Akademik eğitime ve ileri kültür seviyesine sahip birçok kadın da bu yüzden, İslami hareket içinde yüksek mevkilere gelmeyi başaramadı. Bu kadınlar, -hala erkek egemen anlayış geçerli olduğu için- kendilerinden daha az kalifiye olan erkeklerle rekabette bile zorlanıyorlar.
Konuyla ilgili Kuran ayetlerine rağmen, kadın hâlâ erkeğe tabi. Kuran'da, "Erkekler, rızklarından masraflarını karşıladıkları oranda kadınlardan üstün kılınmıştır." denir. Buradaki tabir, erkeklerin üstünlüğünün sadece aile içinde olduğunu ifade etmektedir; ancak aile dışında eşitlik söz konusudur. Kuran'da ayrıca, "Erkek ve kadın müminler, birbirlerinin evliyasıdır; iyiliklere çağrı yapar, kötülüklerden uzak dururlar." denir.
"Her türden İslami hareket kadının potansiyelinin farkına vardı, ama bu potansiyeli kullanmada gönülsüz davranıyor." Gerek ılımlı gerekse aşırı İslami hareketler, her ne kadar programlarında "kadının iş hayatına entegrasyonu"nu vurgulasalar da, genel olarak hareket içinde kadınların önemli mevkilere gelmeleri yönünde gönüllü olarak pek birşey yapmadılar. Kadının siyasi, sosyal ve kültürel alandaki rolünün etkin hale gelmesi için de ciddi anlamda çaba gösterilmedi; kadınlar karar alma mekanizmalarından ısrarlı biçimde uzak tutuldu. Sözü geçen "kadınların teşvik edilmesi" hedefi ise sadece göstermelik olarak kaldı.
Ortadoğu'daki İslamcı hareketlerde de kadının rolü erkekleri dini, siyasi ve sosyal alanda desteklemekten ibaret. Pek çok kadın, içinde yetiştikleri kültürün bir parçası olarak kendilerine öğretilen bu rolü kendiliğinden kabulleniyor.

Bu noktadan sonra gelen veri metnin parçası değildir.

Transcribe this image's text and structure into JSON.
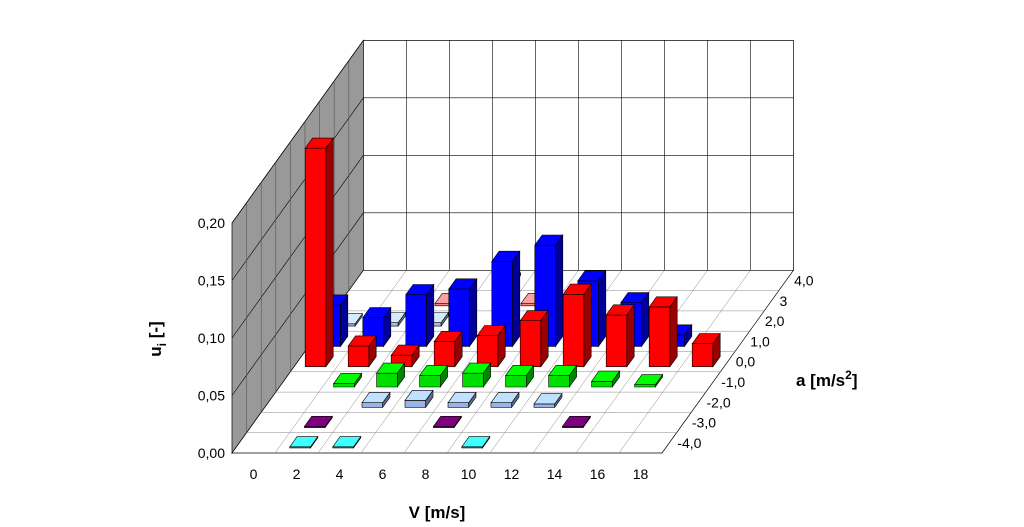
{
  "chart_data": {
    "type": "bar3d",
    "ylabel": "u",
    "ylabel_sub": "i",
    "ylabel_unit": " [-]",
    "xlabel": "V [m/s]",
    "zlabel": "a [m/s",
    "zlabel_sup": "2",
    "zlabel_end": "]",
    "ylim": [
      0,
      0.2
    ],
    "y_ticks": [
      "0,00",
      "0,05",
      "0,10",
      "0,15",
      "0,20"
    ],
    "x_categories": [
      "0",
      "2",
      "4",
      "6",
      "8",
      "10",
      "12",
      "14",
      "16",
      "18"
    ],
    "z_ticks": [
      "-4,0",
      "-3,0",
      "-2,0",
      "-1,0",
      "0,0",
      "1,0",
      "2,0",
      "3",
      "4,0"
    ],
    "grid": true,
    "series": [
      {
        "a": "-4,0",
        "color": "#33cccc",
        "values": [
          null,
          0.001,
          0.001,
          null,
          null,
          0.001,
          null,
          null,
          null,
          null
        ]
      },
      {
        "a": "-3,0",
        "color": "#660066",
        "values": [
          null,
          0.001,
          null,
          null,
          0.001,
          null,
          null,
          0.001,
          null,
          null
        ]
      },
      {
        "a": "-2,0",
        "color": "#99b3e6",
        "values": [
          null,
          null,
          0.004,
          0.006,
          0.004,
          0.004,
          0.003,
          null,
          null,
          null
        ]
      },
      {
        "a": "-1,0",
        "color": "#00dd00",
        "values": [
          null,
          0.003,
          0.012,
          0.01,
          0.012,
          0.01,
          0.01,
          0.005,
          0.002,
          null
        ]
      },
      {
        "a": "0,0",
        "color": "#ff0000",
        "values": [
          0.19,
          0.018,
          0.01,
          0.022,
          0.027,
          0.04,
          0.063,
          0.045,
          0.052,
          0.02
        ]
      },
      {
        "a": "1,0",
        "color": "#0000ff",
        "values": [
          0.036,
          0.025,
          0.045,
          0.05,
          0.074,
          0.088,
          0.057,
          0.038,
          0.01,
          null
        ]
      },
      {
        "a": "2,0",
        "color": "#aabbe6",
        "values": [
          0.002,
          0.003,
          0.003,
          null,
          null,
          null,
          null,
          null,
          null,
          null
        ]
      },
      {
        "a": "3",
        "color": "#ff8080",
        "values": [
          null,
          null,
          0.002,
          null,
          0.002,
          null,
          null,
          null,
          null,
          null
        ]
      },
      {
        "a": "4,0",
        "color": "#9aa060",
        "values": [
          null,
          null,
          null,
          0.002,
          null,
          null,
          null,
          null,
          null,
          null
        ]
      }
    ]
  }
}
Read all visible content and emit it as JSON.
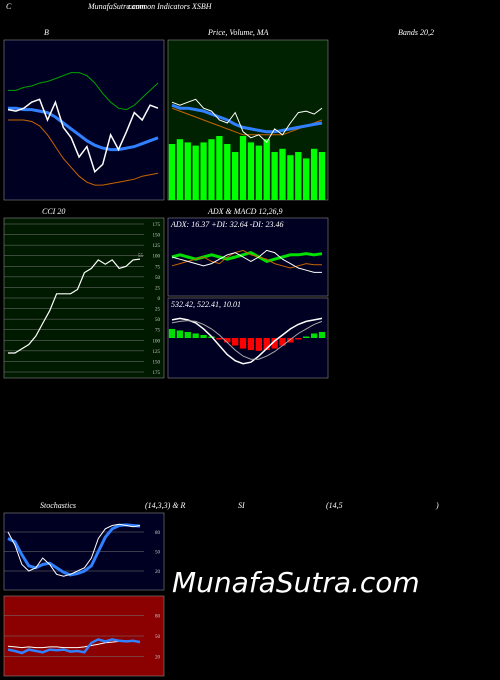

Geleneklerin kıskacından kurtulma zamanı
Bazı İslami grupların ileri mevkilerinde yer edinmeyi başaran kadınlar da bu söylemi destekliyorlar. Bunun sebebi ise erkek kadroların rızası olmaksızın hiçbir fikirlerini gerçekleştirememeleri; hatta bu erkekler kültürel ve akademik açıdan kendilerinden düşük seviyede olsalar dahi...
İslami hareket içinde kadının rolünü etkin hale getirmek, bu rolü yok sayan, kadın düşmanı geleneklerin tozunu silkelemek için cesur ve ciddi bir düşünsel çaba gerekiyor. İslami düşünce ve hedeflere, kadın-erkek eşitliğine dayalı yenilikçi bir bakış açısının eklenmesi şart. Kadının rolünün ve etkinliğinin artması, her alanda dengeyi sağlayacağı gibi, bu hareketlere ve topluma faydası olacak bir enerji de yaratacaktır.
İstatistiklere göre Arap ülkelerinde kadınlar, eğitimde önemli bir aşama kaydettiler. Bu durum da, kadını kazanmanın ve kararlara dahil etmenin gerekliliğini ortaya koyuyor. Ayrıca İslami hareketlerin, bünyelerinde kadın kollarının bulunduğunu ifade etmeleri, kesinlikle yeterli değil. Kadının rolünün sadece görüntüde iyileştirilmesi yetmez, sözleri eyleme geçirme zamanı çoktan geldi!